I feel that it’s created a sense of division among the students, it’s become a very much us versus them kind of environment with tension between people that don’t and do wear masks,junior Pacifico Murphy said. “The school should encourage respecting people’s opinions and discourage bullying.”

County administrators launched the “On or Off, It’s Just Me” campaign to further the notion of community respect towards others in their decision-making. Within the school, teachers have emphasized the importance of personal choice in mask-wearing. “We’re following CDC recommendations and while I personally choose to wear my mask, it makes sense to give students the opportunity to wear or not wear it,” junior and schoolwide SGA Vice President Jake Lee said.

“This board would like to remind our community that the decision to wear or remove a mask is an individual and very personal one,” Ms.
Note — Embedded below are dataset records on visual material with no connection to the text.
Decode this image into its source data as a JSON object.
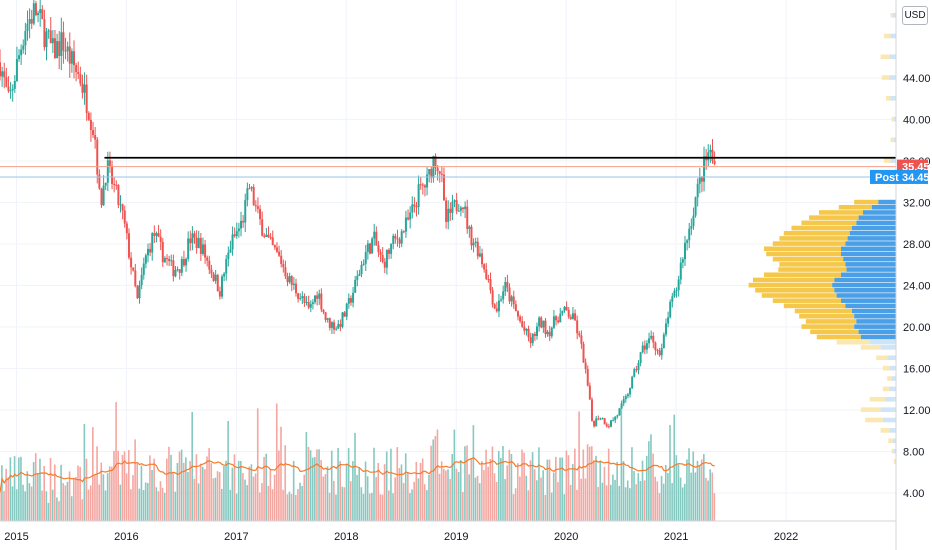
{
  "currency_label": "USD",
  "chart_data": {
    "type": "candlestick",
    "x_axis": {
      "range": [
        2014.85,
        2023.0
      ],
      "tick_labels": [
        "2015",
        "2016",
        "2017",
        "2018",
        "2019",
        "2020",
        "2021",
        "2022"
      ]
    },
    "y_axis": {
      "range": [
        1.3,
        51.5
      ],
      "tick_labels": [
        "4.00",
        "8.00",
        "12.00",
        "16.00",
        "20.00",
        "24.00",
        "28.00",
        "32.00",
        "36.00",
        "40.00",
        "44.00"
      ]
    },
    "price_points": [
      [
        2014.85,
        45.5
      ],
      [
        2014.93,
        41.5
      ],
      [
        2015.0,
        45.0
      ],
      [
        2015.08,
        49.0
      ],
      [
        2015.17,
        50.5
      ],
      [
        2015.25,
        48.5
      ],
      [
        2015.33,
        46.5
      ],
      [
        2015.42,
        47.5
      ],
      [
        2015.5,
        45.5
      ],
      [
        2015.58,
        44.0
      ],
      [
        2015.66,
        41.0
      ],
      [
        2015.72,
        38.0
      ],
      [
        2015.76,
        31.5
      ],
      [
        2015.82,
        35.5
      ],
      [
        2015.9,
        33.0
      ],
      [
        2015.97,
        30.5
      ],
      [
        2016.05,
        25.5
      ],
      [
        2016.1,
        22.5
      ],
      [
        2016.17,
        26.5
      ],
      [
        2016.25,
        29.0
      ],
      [
        2016.33,
        27.0
      ],
      [
        2016.42,
        25.5
      ],
      [
        2016.5,
        26.0
      ],
      [
        2016.58,
        28.5
      ],
      [
        2016.67,
        28.0
      ],
      [
        2016.75,
        26.0
      ],
      [
        2016.85,
        23.5
      ],
      [
        2016.95,
        28.0
      ],
      [
        2017.05,
        30.0
      ],
      [
        2017.12,
        33.5
      ],
      [
        2017.2,
        30.5
      ],
      [
        2017.3,
        28.0
      ],
      [
        2017.4,
        26.5
      ],
      [
        2017.48,
        24.5
      ],
      [
        2017.58,
        23.0
      ],
      [
        2017.66,
        21.5
      ],
      [
        2017.74,
        23.5
      ],
      [
        2017.82,
        20.5
      ],
      [
        2017.92,
        20.0
      ],
      [
        2018.0,
        21.5
      ],
      [
        2018.08,
        24.0
      ],
      [
        2018.17,
        27.0
      ],
      [
        2018.25,
        28.5
      ],
      [
        2018.33,
        26.0
      ],
      [
        2018.42,
        28.0
      ],
      [
        2018.5,
        29.0
      ],
      [
        2018.58,
        30.5
      ],
      [
        2018.66,
        33.0
      ],
      [
        2018.74,
        34.0
      ],
      [
        2018.8,
        36.5
      ],
      [
        2018.86,
        35.0
      ],
      [
        2018.9,
        30.0
      ],
      [
        2018.95,
        31.0
      ],
      [
        2019.05,
        32.5
      ],
      [
        2019.12,
        29.0
      ],
      [
        2019.2,
        27.5
      ],
      [
        2019.28,
        25.0
      ],
      [
        2019.36,
        21.5
      ],
      [
        2019.44,
        24.0
      ],
      [
        2019.52,
        22.0
      ],
      [
        2019.6,
        20.0
      ],
      [
        2019.68,
        18.5
      ],
      [
        2019.76,
        20.5
      ],
      [
        2019.84,
        19.5
      ],
      [
        2019.92,
        21.0
      ],
      [
        2020.0,
        21.5
      ],
      [
        2020.08,
        20.5
      ],
      [
        2020.15,
        17.5
      ],
      [
        2020.2,
        14.0
      ],
      [
        2020.24,
        10.5
      ],
      [
        2020.3,
        11.5
      ],
      [
        2020.38,
        10.5
      ],
      [
        2020.46,
        11.5
      ],
      [
        2020.54,
        13.0
      ],
      [
        2020.62,
        15.5
      ],
      [
        2020.7,
        18.0
      ],
      [
        2020.78,
        19.0
      ],
      [
        2020.86,
        17.0
      ],
      [
        2020.92,
        21.0
      ],
      [
        2021.0,
        23.5
      ],
      [
        2021.06,
        27.0
      ],
      [
        2021.12,
        29.5
      ],
      [
        2021.18,
        32.5
      ],
      [
        2021.24,
        35.0
      ],
      [
        2021.3,
        37.0
      ],
      [
        2021.35,
        35.45
      ]
    ],
    "horizontal_lines": [
      {
        "price": 36.3,
        "color": "#000000",
        "x_start": 2015.8
      },
      {
        "price": 35.45,
        "color": "#f7a188"
      },
      {
        "price": 34.45,
        "color": "#9cc3e4"
      }
    ],
    "price_badges": [
      {
        "label": "",
        "value": "35.45",
        "price": 35.45,
        "color": "#ef5350"
      },
      {
        "label": "Post",
        "value": "34.45",
        "price": 34.45,
        "color": "#2196f3"
      }
    ],
    "volume_profile": {
      "colors": {
        "up": "#f5c84b",
        "down": "#4a9fe6",
        "up_light": "#fbe7b0",
        "down_light": "#cfe4f6"
      },
      "bins": [
        [
          50.0,
          2,
          3
        ],
        [
          48.0,
          6,
          5
        ],
        [
          46.0,
          8,
          6
        ],
        [
          44.0,
          7,
          6
        ],
        [
          42.0,
          4,
          5
        ],
        [
          40.0,
          2,
          2
        ],
        [
          38.0,
          3,
          2
        ],
        [
          36.0,
          6,
          5
        ],
        [
          34.0,
          10,
          7
        ],
        [
          32.0,
          22,
          16
        ],
        [
          31.5,
          30,
          22
        ],
        [
          31.0,
          40,
          30
        ],
        [
          30.5,
          45,
          34
        ],
        [
          30.0,
          50,
          36
        ],
        [
          29.5,
          55,
          40
        ],
        [
          29.0,
          60,
          42
        ],
        [
          28.5,
          62,
          44
        ],
        [
          28.0,
          66,
          46
        ],
        [
          27.5,
          70,
          50
        ],
        [
          27.0,
          68,
          50
        ],
        [
          26.5,
          64,
          48
        ],
        [
          26.0,
          60,
          46
        ],
        [
          25.5,
          62,
          45
        ],
        [
          25.0,
          70,
          50
        ],
        [
          24.5,
          74,
          56
        ],
        [
          24.0,
          76,
          58
        ],
        [
          23.5,
          72,
          56
        ],
        [
          23.0,
          68,
          54
        ],
        [
          22.5,
          62,
          50
        ],
        [
          22.0,
          56,
          46
        ],
        [
          21.5,
          52,
          40
        ],
        [
          21.0,
          50,
          38
        ],
        [
          20.5,
          46,
          36
        ],
        [
          20.0,
          48,
          38
        ],
        [
          19.5,
          44,
          34
        ],
        [
          19.0,
          40,
          32
        ],
        [
          18.5,
          30,
          24
        ],
        [
          18.0,
          18,
          14
        ],
        [
          17.0,
          10,
          8
        ],
        [
          16.0,
          6,
          6
        ],
        [
          15.0,
          4,
          4
        ],
        [
          14.0,
          6,
          6
        ],
        [
          13.0,
          14,
          10
        ],
        [
          12.0,
          18,
          14
        ],
        [
          11.0,
          16,
          12
        ],
        [
          10.0,
          8,
          6
        ],
        [
          9.0,
          4,
          3
        ],
        [
          8.0,
          2,
          2
        ],
        [
          7.0,
          1,
          1
        ]
      ]
    },
    "volume": {
      "colors": {
        "up": "#85c9c0",
        "down": "#f4a6a1",
        "ma": "#f47b2a"
      }
    }
  }
}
Wolff said.

Large portions of the RM community continued to wear masks even after the decision was made. “I think it’s about 80% of students wearing masks, but as people see other people not wearing masks, that number will go down over time,Murphy said. “I would say in my classes around 90% of students are still wearing masks, only 1 or 2 kids aren’t that I see,” Lee said. “A lot of teachers aren’t.”

Some teachers felt that masking hindered face-to-face interactions, and by extension, teaching ability. “With dropping case numbers, not only just locally but nationwide, I think it was time to make that decision,” Physics teacher Michael Willard said. “I thought that wearing a mask, I was never quite sure of just facial communication and body language, with myself or from students, so I was kind of happy to let it drop.”

Some students felt that wearing masks was important for schoolwide safety. I still wear my mask because, even though I am not at risk, it doesn’t hurt me to wear it but it makes other people feel more comfortable,” Lavan said. “I still feel safe because most of my peers still wear masks in comparison to the minority who don’t,Murphy said.

“On or Off, It’s Just Me is a reminder that wearing masks may be an individual choice and we must respect each other’s choices,” MCPS said in a community update.

After we lifted the mask mandate, it has been wonderful to be out in schools, and I think students and staff are really respecting it,” Dr. McKnight said.